Stanza 4: "If it was only the dark voice of the sea" through "Except the one she sang and, singing, made."
Summary
In this long stanza, split by a broken line, the speaker delves even further into the identity and creative power of the singing woman. He has established her power as a "maker" of a song that transcends the rough sounds of nature; to emphasize that point again, he begins stanza four by returning his attention to the sea to examine what the "voice of the sea" would be on its own, without the woman singing, and perhaps without even the speaker listening. The summary of the stanza's very long first sentence is that nature's sounds would be mindless and meaningless if humans did not have the creativity necessary to generate language and art. This is true for the sea even when it is "colored by many waves"; it is true for the sky and clouds no matter how "clear" the sounds are. Without the woman's voice creating something that the speaker can understand, the noises of the ocean would be "deep air...a summer sound / Repeated in a summer without end / And sound alone." They would be not only meaningless but monotonous, as evidenced by the repetition of "summer" and the phrase "without end." Even time would lose its usual meaning, as humans have created the terminology to describe hours and days and seasons. Without our minds to interpret it, nature would simply exist as a fact, with no further meaning or symbolism.

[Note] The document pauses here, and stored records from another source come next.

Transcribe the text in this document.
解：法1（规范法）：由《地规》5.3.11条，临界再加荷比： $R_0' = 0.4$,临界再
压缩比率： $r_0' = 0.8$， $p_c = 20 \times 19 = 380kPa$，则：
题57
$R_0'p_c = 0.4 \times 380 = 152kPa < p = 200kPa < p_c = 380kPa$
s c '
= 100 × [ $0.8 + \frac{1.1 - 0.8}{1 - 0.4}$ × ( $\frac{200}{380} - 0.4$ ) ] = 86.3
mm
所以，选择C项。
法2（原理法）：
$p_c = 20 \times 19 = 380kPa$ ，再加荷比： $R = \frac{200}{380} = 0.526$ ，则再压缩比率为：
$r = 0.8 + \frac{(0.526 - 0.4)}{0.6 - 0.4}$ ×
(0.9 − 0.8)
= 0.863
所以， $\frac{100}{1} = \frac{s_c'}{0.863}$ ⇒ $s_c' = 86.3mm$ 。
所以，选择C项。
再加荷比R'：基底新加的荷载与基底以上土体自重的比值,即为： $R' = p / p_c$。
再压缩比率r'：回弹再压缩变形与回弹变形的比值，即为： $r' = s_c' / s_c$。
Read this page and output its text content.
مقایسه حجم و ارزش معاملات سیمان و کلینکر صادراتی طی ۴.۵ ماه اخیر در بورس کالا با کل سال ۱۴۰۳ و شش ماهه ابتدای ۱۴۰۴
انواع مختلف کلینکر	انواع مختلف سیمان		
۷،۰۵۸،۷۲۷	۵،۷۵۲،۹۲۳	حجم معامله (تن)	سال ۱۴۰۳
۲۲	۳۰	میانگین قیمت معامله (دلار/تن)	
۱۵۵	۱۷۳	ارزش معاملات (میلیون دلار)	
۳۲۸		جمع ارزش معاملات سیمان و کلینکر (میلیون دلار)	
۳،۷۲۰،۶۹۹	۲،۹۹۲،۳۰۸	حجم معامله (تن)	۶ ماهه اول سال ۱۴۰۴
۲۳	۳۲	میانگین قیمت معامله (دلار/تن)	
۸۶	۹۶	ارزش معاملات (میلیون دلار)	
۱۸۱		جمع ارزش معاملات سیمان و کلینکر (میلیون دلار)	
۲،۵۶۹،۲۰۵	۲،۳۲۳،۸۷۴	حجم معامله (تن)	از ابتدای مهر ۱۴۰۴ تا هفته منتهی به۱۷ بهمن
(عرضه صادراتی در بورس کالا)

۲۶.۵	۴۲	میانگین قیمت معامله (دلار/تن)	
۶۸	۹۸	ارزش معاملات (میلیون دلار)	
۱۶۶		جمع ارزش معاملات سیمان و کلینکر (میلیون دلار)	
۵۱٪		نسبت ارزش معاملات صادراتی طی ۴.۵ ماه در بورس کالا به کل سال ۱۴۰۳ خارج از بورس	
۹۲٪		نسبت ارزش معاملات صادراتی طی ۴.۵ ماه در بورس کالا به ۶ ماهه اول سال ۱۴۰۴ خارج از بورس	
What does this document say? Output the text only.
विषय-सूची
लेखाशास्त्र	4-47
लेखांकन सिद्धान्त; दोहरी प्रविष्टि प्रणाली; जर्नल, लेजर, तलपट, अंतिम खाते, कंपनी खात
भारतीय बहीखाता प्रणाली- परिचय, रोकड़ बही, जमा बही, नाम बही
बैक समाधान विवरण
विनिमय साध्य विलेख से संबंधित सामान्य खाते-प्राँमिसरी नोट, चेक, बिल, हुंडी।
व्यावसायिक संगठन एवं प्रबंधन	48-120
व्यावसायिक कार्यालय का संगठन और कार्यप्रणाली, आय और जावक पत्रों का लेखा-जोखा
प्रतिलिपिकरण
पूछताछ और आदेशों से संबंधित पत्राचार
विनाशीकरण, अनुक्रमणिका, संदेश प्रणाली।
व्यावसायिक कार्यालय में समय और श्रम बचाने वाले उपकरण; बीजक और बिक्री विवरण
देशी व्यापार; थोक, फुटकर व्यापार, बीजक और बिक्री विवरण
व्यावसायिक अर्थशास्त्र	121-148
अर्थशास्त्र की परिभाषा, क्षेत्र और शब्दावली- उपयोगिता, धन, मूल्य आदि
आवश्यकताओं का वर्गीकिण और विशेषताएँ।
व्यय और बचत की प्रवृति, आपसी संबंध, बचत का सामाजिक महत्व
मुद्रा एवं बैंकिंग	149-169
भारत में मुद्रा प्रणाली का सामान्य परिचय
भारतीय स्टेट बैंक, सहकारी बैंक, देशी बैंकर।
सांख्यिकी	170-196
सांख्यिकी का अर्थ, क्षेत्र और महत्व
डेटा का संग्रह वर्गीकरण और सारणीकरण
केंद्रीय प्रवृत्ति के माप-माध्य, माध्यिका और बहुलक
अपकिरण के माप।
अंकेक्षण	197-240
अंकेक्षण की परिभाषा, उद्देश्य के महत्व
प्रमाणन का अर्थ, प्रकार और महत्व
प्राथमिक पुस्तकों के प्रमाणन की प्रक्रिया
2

"But it was more than that," the speaker continues, which we already knew: the woman's song adds above and beyond the sounds of nature. However, the next line makes an important concession: it was "More even than her voice, and ours." Just as the full experience of hearing a song on a beach cannot exist without the human component, it cannot exist with only the human voice either: the meaningful art is a product of the whole environment. The rest of the sentence pictures nature as huge, intimidating, and unknown, to emphasize the feat required of the artist to derive meaning from nature. The "theatrical distances" and "mountainous atmospheres" contrast sharply with the image of a lone woman standing on the shore, singing.
The second half of the stanza strengthens this testament to the singer's creative power. Though the sea's importance was dismissed in stanza three, it regains a direct relationship with the woman in the latter half of stanza four: now, her song is not just interpreting but redefining and reshaping nature. In the context of her song, the sky's "vanishing" (horizon) becomes acute and poignant to the speaker. He elevates the woman to a nearly divine status during this section, now naming her "the single artificer of the world / In which she sang," which, because of the line break, first reads as simply "the single artificer of the world." The sea's "self" becomes defined solely by the woman's, and the speaker goes so far as to say that the woman has never existed in any world except that which she is currently creating through song. This assertion, like the dismissal of the sea in stanza three, is hyperbolic, but the hyperbole demonstrates the power of the song or art to change its listeners' perceptions of the world, in that it makes the speaker believe this statement. As readers we might know that the "world" created by the singing cannot be infinite or all-encompassing, but what matters is that for the moment, the speaker believes that the world is entirely defined by and contained in the woman's song—and such is the power of art.
Analysis
Stanza four sees the speaker pushing his previous conclusions on the power of the human mind to their limits. First, he does this by imagining the scene without the woman present, and even tries to willingly suspend his own interpretive perspective in the process, in order to consider nature without any interpretive human mind. This thought experiment is predictably difficult for a human mind to achieve. The conspicuous uses of personification such as "dark voice of the sea," "outer voice of sky," and "heaving speech of air" are likely deliberate, to point out that it is nearly impossible for humans to conceptualize nature without using human descriptors.
In fact, one of the poem's main points is exactly that: the creative interpretations of the human mind are what give meaning and order to nature. This relationship between mind and nature is crucial to life as we know it. Art and song inspired by nature are a particularly strong demonstration of this, because they engage directly in a circular process in which the artist gleans some meaning from nature, interprets and communicates it to listeners, and in the process projects the reconfigured sense of meaning back onto nature, making it understandable and familiar to humans. While stanzas two and three looked merely at how the artist can create something that stands apart from nature, stanza four reveals that this artwork's true power is found in how it can be turned back on nature as a means for its audiences to understand nature emotionally and mentally. The divinity implied by the terms assigned to the woman—"maker," "single artificer," her creation of a world—even suggests that the human mind is godly. (Stevens believed this to a large extent, as he saw the modernist era as a post-theological or post-religious era in which human creations reigned supreme). However, the participation of audiences who experience and carry on the artwork's impact is just as crucial as the creator, and a key focus of the poem's final two stanzas.